Priwen

Heute bin ich das erste Mal mit dabei! Ich bin sehr aufgeregt, das gebe ich offen zu und da brauche ich auch niemanden etwas vormachen. Ich werde dabei sein, wenn wir unsere nächtliche Patrouille durch die dunklen Gassen der heruntergekommensten Viertel der Stadt unternehmen. Wir sorgen für Schutz gegen die Bedrohungen der Dunkelheit, wir sind die Wächter der unschuldigen Bürger, die ohne uns der Finsternis schutzlos ausgeliefert wären. Wir sind die letzte Einheit, die sich dem Bösen entgegenstellt. Wir sind die Guards of Priwen!

Diese altehrwürdige Vereinigung entstand vor vielen hundert Jahren in England und war die Antwort auf eine regelrechte Vampir-Plage, die das Land beinahe in den Untergang getrieben hätte. Allein diesen mutigen Männern war es zu verdanken, dass die Menschen weiterhin unbeschwert leben konnten. Selbstlos, furchtlos und immer loyal sind die Guards of Priwen und wir scheren uns nicht darum, dass die breite Bevölkerung nicht im geringsten wertschätzen kann, was wir tun und welches Unheil wir schon so oft abgewendet haben.

Die letzte große Vampir-Säuberung der Guards of Priwen hatte vor etwa 100 Jahren in London stattgefunden. Das Land war stark geschwächt durch den ersten Weltkrieg sowie die spanische Grippe.

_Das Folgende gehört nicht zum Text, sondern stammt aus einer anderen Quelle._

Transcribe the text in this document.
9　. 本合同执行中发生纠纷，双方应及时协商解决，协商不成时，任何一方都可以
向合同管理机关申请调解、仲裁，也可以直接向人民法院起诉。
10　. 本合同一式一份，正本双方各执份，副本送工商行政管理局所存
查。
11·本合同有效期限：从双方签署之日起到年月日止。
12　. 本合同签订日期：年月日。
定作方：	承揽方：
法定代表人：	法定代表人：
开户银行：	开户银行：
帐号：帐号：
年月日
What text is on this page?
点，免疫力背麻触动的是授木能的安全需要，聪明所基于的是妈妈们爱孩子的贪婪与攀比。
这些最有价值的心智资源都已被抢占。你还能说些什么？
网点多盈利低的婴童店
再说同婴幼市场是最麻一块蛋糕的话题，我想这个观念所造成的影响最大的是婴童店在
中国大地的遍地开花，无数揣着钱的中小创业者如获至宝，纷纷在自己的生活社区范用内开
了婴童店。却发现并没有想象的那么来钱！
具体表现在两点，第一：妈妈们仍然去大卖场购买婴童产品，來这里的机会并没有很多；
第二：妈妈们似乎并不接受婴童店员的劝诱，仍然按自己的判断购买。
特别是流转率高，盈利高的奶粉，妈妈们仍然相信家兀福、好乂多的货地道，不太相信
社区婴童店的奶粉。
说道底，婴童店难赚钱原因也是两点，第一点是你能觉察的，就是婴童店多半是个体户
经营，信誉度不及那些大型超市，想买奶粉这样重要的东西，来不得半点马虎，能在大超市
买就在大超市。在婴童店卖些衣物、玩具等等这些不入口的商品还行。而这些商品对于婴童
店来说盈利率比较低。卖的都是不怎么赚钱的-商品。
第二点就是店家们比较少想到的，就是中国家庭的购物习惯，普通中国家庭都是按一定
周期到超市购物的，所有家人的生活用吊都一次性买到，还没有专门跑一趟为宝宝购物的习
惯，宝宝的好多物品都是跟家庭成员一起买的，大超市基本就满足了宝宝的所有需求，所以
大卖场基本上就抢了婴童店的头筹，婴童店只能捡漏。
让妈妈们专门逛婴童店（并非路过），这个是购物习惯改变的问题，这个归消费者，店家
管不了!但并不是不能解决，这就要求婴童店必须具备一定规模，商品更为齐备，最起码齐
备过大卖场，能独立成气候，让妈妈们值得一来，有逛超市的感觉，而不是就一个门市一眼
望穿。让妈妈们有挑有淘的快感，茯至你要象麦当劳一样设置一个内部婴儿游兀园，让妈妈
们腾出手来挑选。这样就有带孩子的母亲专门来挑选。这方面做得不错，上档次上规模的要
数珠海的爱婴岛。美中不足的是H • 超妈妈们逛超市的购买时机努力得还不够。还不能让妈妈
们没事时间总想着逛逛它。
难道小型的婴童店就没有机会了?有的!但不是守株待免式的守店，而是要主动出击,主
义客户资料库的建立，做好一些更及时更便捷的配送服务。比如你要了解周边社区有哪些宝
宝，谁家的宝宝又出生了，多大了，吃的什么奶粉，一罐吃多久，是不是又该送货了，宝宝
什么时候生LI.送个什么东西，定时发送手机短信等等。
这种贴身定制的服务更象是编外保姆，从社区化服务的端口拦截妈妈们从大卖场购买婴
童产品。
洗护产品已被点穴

Diese prekäre und krisenreiche Zeit nutzten diese widerwärtigen Vampire um sich zu vermehren und im gesamten Stadtgebiet auszubreiten. Alle Stadtteile waren betroffen und alle Bevölkerungsschichten. Gnadenlos stillten diese widerwärtigen Geschöpfe ihren Durst nach Blut an ihren Opfern. Ganze Straßenabschnitte waren verwaist und niemand traute sich des nachts mehr aus dem Haus.
In dieser Zeit gelang es viele wehrfähige Männer zu rekrutieren und auszubilden, sodass in einigen Nächten zahlreiche Vampire beseitigt werden konnten.
Nach der großen Säuberung kehrte Ruhe ein und es wurde vermutet, dass alle Vampire ausgerottet waren. Ein paar müssen sich jedoch erfolgreich versteckt haben, da in den späteren Jahren vereinzelte Sichtungen und Verbrechen dokumentiert wurden.

Unsere Forscher stellen einen wiederkehrenden Zyklus fest, bei dem etwa alle einhundert Jahre eine akute Bedrohung durch die Vampire auftritt. In dieser Phase vermehren sie sich rasant und werden somit zu einer Gefahr für die Bevölkerung! Wir befürchten, dass diese Phase bereits begonnen hat und die Vampire sich im Verborgenen verstärken. Auch wir haben die Augen stets offen und stellen vermehrt vampirische Aktivitäten fest.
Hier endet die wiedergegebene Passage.